Бекингем, обладающий незаурядным актерским талантом, ловко изобразил, будто его переполнила скорбь:
– Я согрешил, но скорблю об этом всей душой. Собственно, я пригласил некоторых достойных людей завтра на День смирения. Смирения и раскаяния. Прежде всего это касается меня самого.
– Нам всем есть в чем покаяться, сэр.
– Это правда, сэр, истинная правда. Как я уже говорил, мы живем в греховные времена, и королевский двор подает всем прочим людям самый дурной пример на свете. Но следует проявлять милосердие, ведь, как вы справедливо заметили, всем нам есть в чем покаяться, не так ли? Я лишь надеюсь, что Господь примет завтра наши молитвы. Мне вспоминается библейская история о лепте вдовицы, и сие дает мне надежду. Какими бы ничтожными мы ни были, мы должны молиться, должны стремиться делать добро и искренне раскаиваться в своих грехах.

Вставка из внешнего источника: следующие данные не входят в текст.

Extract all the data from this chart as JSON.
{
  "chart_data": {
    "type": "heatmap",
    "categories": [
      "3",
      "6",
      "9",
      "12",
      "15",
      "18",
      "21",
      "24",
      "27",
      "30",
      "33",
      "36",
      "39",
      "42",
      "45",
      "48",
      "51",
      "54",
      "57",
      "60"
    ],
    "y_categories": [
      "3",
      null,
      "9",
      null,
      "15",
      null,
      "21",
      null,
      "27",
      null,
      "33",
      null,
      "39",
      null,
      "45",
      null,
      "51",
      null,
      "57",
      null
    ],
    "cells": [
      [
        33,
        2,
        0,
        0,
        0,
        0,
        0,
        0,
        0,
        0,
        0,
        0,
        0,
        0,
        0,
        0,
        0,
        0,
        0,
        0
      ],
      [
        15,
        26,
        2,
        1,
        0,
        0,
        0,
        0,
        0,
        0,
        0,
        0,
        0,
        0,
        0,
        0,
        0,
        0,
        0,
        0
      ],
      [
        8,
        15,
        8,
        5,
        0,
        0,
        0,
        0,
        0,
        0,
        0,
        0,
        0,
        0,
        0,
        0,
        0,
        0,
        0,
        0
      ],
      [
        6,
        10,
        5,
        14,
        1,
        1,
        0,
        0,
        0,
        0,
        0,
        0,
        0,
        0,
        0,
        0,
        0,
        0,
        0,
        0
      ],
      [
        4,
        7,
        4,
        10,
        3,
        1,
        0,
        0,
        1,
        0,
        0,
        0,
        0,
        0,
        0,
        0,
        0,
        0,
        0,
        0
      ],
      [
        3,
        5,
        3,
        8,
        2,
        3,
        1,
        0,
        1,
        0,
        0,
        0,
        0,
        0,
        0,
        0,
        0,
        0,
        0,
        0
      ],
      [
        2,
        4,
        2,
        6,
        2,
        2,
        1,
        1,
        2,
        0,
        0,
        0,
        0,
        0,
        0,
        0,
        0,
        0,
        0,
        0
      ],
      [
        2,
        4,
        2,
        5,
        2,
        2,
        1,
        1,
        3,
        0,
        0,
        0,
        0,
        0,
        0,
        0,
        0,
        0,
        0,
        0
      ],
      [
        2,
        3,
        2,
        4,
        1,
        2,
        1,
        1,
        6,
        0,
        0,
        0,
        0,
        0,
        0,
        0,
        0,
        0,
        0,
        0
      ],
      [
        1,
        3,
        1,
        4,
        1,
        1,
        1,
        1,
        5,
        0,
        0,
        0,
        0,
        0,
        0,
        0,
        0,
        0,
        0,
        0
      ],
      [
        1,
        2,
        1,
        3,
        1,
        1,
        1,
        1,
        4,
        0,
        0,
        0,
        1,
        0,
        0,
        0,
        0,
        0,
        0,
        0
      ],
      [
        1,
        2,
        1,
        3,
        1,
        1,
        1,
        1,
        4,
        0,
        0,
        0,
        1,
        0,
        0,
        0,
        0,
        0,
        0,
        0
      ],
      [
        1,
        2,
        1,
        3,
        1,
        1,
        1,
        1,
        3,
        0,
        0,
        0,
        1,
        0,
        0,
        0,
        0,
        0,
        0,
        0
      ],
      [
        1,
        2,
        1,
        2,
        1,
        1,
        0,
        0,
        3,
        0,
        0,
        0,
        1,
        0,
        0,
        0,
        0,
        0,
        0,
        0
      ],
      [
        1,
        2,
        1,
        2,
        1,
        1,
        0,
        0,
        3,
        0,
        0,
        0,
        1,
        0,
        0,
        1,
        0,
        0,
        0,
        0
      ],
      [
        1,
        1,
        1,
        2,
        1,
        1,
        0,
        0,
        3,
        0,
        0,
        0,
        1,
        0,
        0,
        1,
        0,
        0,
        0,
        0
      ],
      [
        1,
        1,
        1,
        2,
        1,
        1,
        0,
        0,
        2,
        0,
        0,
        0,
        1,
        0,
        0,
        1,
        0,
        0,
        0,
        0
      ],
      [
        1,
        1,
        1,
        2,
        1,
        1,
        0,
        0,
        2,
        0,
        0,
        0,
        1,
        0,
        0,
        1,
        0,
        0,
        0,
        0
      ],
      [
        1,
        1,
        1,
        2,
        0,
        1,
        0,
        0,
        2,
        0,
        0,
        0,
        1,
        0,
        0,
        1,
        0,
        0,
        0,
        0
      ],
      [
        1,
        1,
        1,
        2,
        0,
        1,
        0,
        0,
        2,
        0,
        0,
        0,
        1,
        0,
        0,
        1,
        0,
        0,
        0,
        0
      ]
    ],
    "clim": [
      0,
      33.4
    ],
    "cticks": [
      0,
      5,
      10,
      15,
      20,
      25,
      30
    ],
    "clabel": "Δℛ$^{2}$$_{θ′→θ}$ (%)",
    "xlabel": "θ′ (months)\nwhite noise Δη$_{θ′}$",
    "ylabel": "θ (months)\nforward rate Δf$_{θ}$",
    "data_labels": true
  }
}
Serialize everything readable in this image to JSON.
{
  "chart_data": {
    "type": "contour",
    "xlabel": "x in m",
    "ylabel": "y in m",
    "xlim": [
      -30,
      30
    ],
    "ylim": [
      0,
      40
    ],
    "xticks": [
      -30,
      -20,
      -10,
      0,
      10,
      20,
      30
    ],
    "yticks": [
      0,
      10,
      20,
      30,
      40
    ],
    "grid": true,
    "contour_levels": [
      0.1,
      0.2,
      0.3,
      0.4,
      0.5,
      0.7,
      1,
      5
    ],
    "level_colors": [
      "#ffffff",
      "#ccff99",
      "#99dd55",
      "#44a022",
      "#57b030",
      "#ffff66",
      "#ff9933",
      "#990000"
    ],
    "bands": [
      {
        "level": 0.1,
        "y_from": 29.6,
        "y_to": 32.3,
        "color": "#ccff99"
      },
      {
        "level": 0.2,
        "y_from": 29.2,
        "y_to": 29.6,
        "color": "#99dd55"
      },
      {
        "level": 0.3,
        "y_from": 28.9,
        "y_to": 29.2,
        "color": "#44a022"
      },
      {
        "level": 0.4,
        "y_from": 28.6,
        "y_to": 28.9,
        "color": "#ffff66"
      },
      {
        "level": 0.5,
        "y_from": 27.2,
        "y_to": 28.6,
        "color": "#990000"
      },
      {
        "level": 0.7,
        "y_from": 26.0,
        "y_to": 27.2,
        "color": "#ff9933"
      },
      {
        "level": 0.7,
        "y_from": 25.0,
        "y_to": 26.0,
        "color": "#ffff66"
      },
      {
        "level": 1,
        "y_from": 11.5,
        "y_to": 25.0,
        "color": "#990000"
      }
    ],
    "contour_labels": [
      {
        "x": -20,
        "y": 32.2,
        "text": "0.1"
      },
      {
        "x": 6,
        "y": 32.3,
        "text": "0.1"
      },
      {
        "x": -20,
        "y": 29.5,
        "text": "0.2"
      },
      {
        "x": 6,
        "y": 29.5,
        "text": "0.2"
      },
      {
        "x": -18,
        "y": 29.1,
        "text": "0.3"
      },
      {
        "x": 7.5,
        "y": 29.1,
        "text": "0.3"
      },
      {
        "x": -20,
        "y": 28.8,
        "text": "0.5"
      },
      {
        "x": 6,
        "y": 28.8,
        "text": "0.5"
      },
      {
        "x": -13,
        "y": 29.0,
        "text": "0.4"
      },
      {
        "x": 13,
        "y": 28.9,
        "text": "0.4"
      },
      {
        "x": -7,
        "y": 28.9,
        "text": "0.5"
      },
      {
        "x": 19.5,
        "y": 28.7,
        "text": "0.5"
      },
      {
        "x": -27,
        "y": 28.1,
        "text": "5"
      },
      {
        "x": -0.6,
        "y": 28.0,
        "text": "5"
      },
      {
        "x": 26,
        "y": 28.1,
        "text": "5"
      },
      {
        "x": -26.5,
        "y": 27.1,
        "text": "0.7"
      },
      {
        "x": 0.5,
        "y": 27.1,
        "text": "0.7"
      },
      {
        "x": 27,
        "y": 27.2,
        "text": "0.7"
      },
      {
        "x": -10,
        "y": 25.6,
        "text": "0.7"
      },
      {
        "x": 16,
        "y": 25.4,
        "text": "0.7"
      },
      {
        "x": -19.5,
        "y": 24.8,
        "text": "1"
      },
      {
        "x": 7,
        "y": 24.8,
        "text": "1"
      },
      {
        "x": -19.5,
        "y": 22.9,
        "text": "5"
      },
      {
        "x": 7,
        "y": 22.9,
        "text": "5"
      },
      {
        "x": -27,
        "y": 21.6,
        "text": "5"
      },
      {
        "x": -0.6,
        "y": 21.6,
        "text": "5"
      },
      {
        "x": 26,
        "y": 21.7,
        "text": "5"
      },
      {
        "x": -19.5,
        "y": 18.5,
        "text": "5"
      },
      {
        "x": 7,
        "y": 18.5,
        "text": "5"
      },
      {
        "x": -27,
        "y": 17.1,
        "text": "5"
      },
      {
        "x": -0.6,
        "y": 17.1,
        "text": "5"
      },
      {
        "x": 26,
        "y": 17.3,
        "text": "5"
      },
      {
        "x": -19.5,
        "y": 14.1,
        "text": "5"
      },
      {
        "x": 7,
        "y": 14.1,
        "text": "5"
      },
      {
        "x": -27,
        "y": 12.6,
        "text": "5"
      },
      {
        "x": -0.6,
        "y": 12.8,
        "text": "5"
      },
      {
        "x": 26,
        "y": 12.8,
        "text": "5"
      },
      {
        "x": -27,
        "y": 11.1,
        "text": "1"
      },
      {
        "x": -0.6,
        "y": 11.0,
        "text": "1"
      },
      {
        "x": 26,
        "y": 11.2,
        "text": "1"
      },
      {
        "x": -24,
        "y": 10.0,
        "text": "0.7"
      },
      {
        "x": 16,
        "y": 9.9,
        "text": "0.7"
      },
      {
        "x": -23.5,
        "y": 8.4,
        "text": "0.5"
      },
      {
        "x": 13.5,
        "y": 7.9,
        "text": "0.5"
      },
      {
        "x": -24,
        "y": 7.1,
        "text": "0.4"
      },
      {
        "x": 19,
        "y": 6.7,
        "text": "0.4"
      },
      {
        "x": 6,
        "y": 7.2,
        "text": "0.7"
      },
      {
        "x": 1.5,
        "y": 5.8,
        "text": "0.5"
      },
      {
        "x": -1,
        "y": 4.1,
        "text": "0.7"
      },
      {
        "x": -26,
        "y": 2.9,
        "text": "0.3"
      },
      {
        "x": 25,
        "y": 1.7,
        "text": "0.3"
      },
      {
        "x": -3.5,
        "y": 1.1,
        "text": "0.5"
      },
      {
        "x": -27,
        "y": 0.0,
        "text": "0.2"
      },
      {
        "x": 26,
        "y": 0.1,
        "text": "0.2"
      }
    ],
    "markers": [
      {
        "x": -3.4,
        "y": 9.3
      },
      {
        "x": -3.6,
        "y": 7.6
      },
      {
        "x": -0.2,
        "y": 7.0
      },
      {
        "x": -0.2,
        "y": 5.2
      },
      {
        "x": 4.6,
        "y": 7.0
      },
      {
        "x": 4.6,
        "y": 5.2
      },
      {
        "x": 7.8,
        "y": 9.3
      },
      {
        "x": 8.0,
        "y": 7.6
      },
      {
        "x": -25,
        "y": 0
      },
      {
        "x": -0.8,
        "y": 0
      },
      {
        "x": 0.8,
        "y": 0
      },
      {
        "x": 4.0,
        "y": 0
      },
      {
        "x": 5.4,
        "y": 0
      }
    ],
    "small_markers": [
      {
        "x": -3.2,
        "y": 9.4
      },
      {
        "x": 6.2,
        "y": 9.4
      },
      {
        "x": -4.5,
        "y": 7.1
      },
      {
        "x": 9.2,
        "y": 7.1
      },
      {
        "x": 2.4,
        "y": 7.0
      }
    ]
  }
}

Завтра мы услышим проповедь доктора Оуэна, и я уверен, это окажется чрезвычайно поучительным. Вы помните этого священника? Ваш отец часто к нему обращался. Как и бедный Вил, с которым вы уже познакомились, после Реставрации Оуэн был лишен прихода, но это исключительный праведник.
На мгновение Кромвель отвлекся и с интересом спросил:
– Господин Вил – священник? Тот человек, который привез меня сюда в экипаже?
– Да. Вернее, бедняга прежде был им. После Кембриджа он был капелланом в армии, а потом служил в одном из моих приходов, пока его у него не отобрали.
– Господин Вил носит шпагу.
– Да, носит. И знает, как ею пользоваться, служа праведным интересам. Но я уверен, когда эта страна снова станет подходящим для христиан местом, Вил перекует меч на орало, а я в качестве вознаграждения найду ему новый приход. Так вы придете завтра, сэр? Это бы очень много для меня значило.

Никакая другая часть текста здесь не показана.